The fishermen’s national committee said it would stage protests at the tunnel and the Channel ports of Calais, Saint-Malo and Ouistreham.
In a statement it said the action, which will take place over a few hours, was intended to be “symbolic and non-violent” but any protests could have a major impact on cross-Channel trade and Downing Street urged the French authorities to prevent disruption.
A No 10 spokesman: “We are disappointed by threats of protest activity.
“It is obviously a matter for the French to ensure that there are no illegal actions and that trade is not affected but we continue to monitor the situation closely. ”
The blockades are expected to hit Saint-Malo on Friday morning before moving on to Calais, the tunnel and finally Ouistreham.
The latest action comes after the French fishermen blockaded the port of St Helier in Jersey last May.

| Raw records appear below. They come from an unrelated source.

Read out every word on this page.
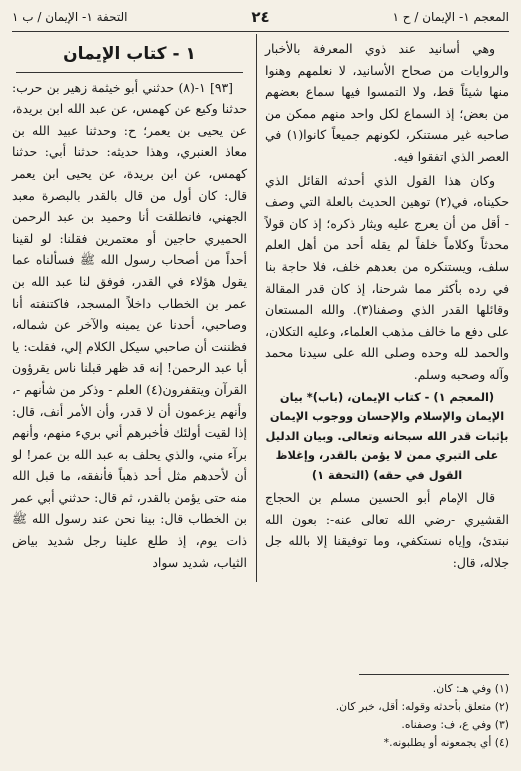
المعجم ١- الإيمان / ح ١
٢٤
التحفة ١- الإيمان / ب ١

وهي أسانيد عند ذوي المعرفة بالأخبار والروايات من صحاح الأسانيد، لا نعلمهم وهنوا منها شيئاً قط، ولا التمسوا فيها سماع بعضهم من بعض؛ إذ السماع لكل واحد منهم ممكن من صاحبه غير مستنكر، لكونهم جميعاً كانوا(١) في العصر الذي اتفقوا فيه.

وكان هذا القول الذي أحدثه القائل الذي حكيناه، في(٢) توهين الحديث بالعلة التي وصف - أقل من أن يعرج عليه ويثار ذكره؛ إذ كان قولاً محدثاً وكلاماً خلفاً لم يقله أحد من أهل العلم سلف، ويستنكره من بعدهم خلف، فلا حاجة بنا في رده بأكثر مما شرحنا، إذ كان قدر المقالة وقائلها القدر الذي وصفنا(٣). والله المستعان على دفع ما خالف مذهب العلماء، وعليه التكلان، والحمد لله وحده وصلى الله على سيدنا محمد وآله وصحبه وسلم.

(المعجم ١) - كتاب الإيمان، (باب)* بيان الإيمان والإسلام والإحسان ووجوب الإيمان بإثبات قدر الله سبحانه وتعالى. وبيان الدليل على التبري ممن لا يؤمن بالقدر، وإغلاظ القول في حقه) (التحفة ١)

قال الإمام أبو الحسين مسلم بن الحجاج القشيري -رضي الله تعالى عنه-: بعون الله نبتدئ، وإياه نستكفي، وما توفيقنا إلا بالله جل جلاله، قال:

١ - كتاب الإيمان

[٩٣] ١-(٨) حدثني أبو خيثمة زهير بن حرب: حدثنا وكيع عن كهمس، عن عبد الله ابن بريدة، عن يحيى بن يعمر؛ ح: وحدثنا عبيد الله بن معاذ العنبري، وهذا حديثه: حدثنا أبي: حدثنا كهمس، عن ابن بريدة، عن يحيى ابن يعمر قال: كان أول من قال بالقدر بالبصرة معبد الجهني، فانطلقت أنا وحميد بن عبد الرحمن الحميري حاجين أو معتمرين فقلنا: لو لقينا أحداً من أصحاب رسول الله ﷺ فسألناه عما يقول هؤلاء في القدر، فوفق لنا عبد الله بن عمر بن الخطاب داخلاً المسجد، فاكتنفته أنا وصاحبي، أحدنا عن يمينه والآخر عن شماله، فظننت أن صاحبي سيكل الكلام إلي، فقلت: يا أبا عبد الرحمن! إنه قد ظهر قبلنا ناس يقرؤون القرآن ويتقفرون(٤) العلم - وذكر من شأنهم -، وأنهم يزعمون أن لا قدر، وأن الأمر أنف، قال: إذا لقيت أولئك فأخبرهم أني بريء منهم، وأنهم برآء مني، والذي يحلف به عبد الله بن عمر! لو أن لأحدهم مثل أحد ذهباً فأنفقه، ما قبل الله منه حتى يؤمن بالقدر، ثم قال: حدثني أبي عمر بن الخطاب قال: بينا نحن عند رسول الله ﷺ ذات يوم، إذ طلع علينا رجل شديد بياض الثياب، شديد سواد

(١) وفي هـ: كان.
(٢) متعلق بأحدثه وقوله: أقل، خبر كان.
(٣) وفي ع، ف: وصفناه.
(٤) أي يجمعونه أو يطلبونه.*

They are angry over not receiving more licences to fish in UK and Channel Islands waters under the terms of Britain’s post-Brexit trade deal with the EU – the Trade and Co-operation Agreement (TCA).
“We don’t want handouts, we just want our licences back,” he said, according to French media reports.
“The UK must respect the post-Brexit deal. Too many fishermen are still in the dark.”
The latest flare-up in the dispute comes amid tensions between London and Paris over a range of issues.
Following the sinking of a migrant boat in the Channel on Wednesday with the loss of 27 lives, Boris Johnson called on the French to do more to stem the flow of people attempting the hazardous crossing.
The talks are due to focus on the Northern Ireland Protocol, although the subject of fishing licences may also come up.
The commission has stepped up pressure on the UK in the fishing dispute, setting a December 10 deadline to resolve the row.
The No 10 spokesman said the Government continued to engage with the commission on the subject.
He said Britain had issued almost 1,700 licences to EU boats where they could provide evidence of past fishing activity in UK waters in line with the terms of the TCA.
“We continue to abide by the TCA and work with fishermen if they have any further evidence they wish to submit as part of their application,” the spokesman said.
“We will continue to give licences where that evidence can be met.”